改写自 ragman roll,长条清单或目录。字面意思为收破烂的铺盖卷,在 15 世纪时用于指列举 犯罪清单的法律文件,词源不详。

rigmarole: [18] Rigmarole is a corruption of an earlier ragman roll, a term first encountered in the late 13th century. It denoted a roll of parchment used in a gambling game. The roll had things written on it, such as names, with pieces of string attached to them, and participants had to select a string at random. The word ragman may have been a contraction of ragged man, perhaps in allusion to the appearance of the roll, with all its bits of string hanging from it. Ragman roll eventually came to be used for any ‘list’ or ‘catalogue’, and ragman itself denoted a ‘long rambling discourse’ in 16th-century Scottish English – the meaning which had somehow transferred itself to rigmarole when it emerged in the early 18th century.
rigmarole (n.)
1736, "a long, rambling discourse," apparently from an altered, Kentish colloquial survival of ragman roll "long list or catalogue" (1520s), in Middle English a long roll of verses descriptive of personal characters, used in a medieval game of chance called Rageman, perhaps from Anglo-French Ragemon le bon "Ragemon the good," which was the heading on one set of the verses, referring to a character by that name.

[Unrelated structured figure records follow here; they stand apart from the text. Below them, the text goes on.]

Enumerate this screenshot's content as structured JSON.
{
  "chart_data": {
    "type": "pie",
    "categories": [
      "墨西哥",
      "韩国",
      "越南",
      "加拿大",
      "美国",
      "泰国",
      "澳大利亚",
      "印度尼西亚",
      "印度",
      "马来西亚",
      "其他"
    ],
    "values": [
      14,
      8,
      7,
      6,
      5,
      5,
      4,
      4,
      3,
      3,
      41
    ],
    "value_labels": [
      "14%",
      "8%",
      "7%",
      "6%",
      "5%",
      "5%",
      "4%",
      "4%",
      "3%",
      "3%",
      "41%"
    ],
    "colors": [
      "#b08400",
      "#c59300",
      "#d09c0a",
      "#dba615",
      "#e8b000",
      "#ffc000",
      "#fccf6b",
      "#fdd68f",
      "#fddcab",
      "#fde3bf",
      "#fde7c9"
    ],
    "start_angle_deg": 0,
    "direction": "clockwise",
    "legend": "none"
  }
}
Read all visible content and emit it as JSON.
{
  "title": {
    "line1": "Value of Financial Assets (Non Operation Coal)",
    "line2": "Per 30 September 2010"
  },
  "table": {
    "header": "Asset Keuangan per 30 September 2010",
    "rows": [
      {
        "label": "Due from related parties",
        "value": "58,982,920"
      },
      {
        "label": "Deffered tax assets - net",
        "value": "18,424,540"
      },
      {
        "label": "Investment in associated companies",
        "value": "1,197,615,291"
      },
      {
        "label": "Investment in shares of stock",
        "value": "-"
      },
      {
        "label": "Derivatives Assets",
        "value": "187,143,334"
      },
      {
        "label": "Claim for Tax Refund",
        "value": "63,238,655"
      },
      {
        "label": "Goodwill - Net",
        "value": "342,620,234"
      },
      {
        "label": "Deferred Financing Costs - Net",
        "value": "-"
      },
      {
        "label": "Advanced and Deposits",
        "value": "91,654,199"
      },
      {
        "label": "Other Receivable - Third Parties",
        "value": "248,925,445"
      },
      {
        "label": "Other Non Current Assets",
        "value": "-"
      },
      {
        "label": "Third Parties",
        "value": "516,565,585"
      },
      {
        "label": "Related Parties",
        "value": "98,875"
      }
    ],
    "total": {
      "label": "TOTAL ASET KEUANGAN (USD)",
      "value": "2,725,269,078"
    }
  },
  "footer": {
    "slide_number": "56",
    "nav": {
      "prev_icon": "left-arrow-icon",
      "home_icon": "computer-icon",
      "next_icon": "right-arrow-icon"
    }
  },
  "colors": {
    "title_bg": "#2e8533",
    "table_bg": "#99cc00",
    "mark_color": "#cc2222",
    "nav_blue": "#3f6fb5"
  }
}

Sense transferred to "foolish activity or commotion" by 1939.
1. I couldn't be bothered to go through the rigmarole of changing clothes.


2. Then the whole rigmarole starts over again.


3. I couldn't face the whole rigmarole of getting a work permit again.


4. I've never heard such a rigmarole.


5. He had to go through the usual rigmarole of signing legal papers in order to complete the business deal.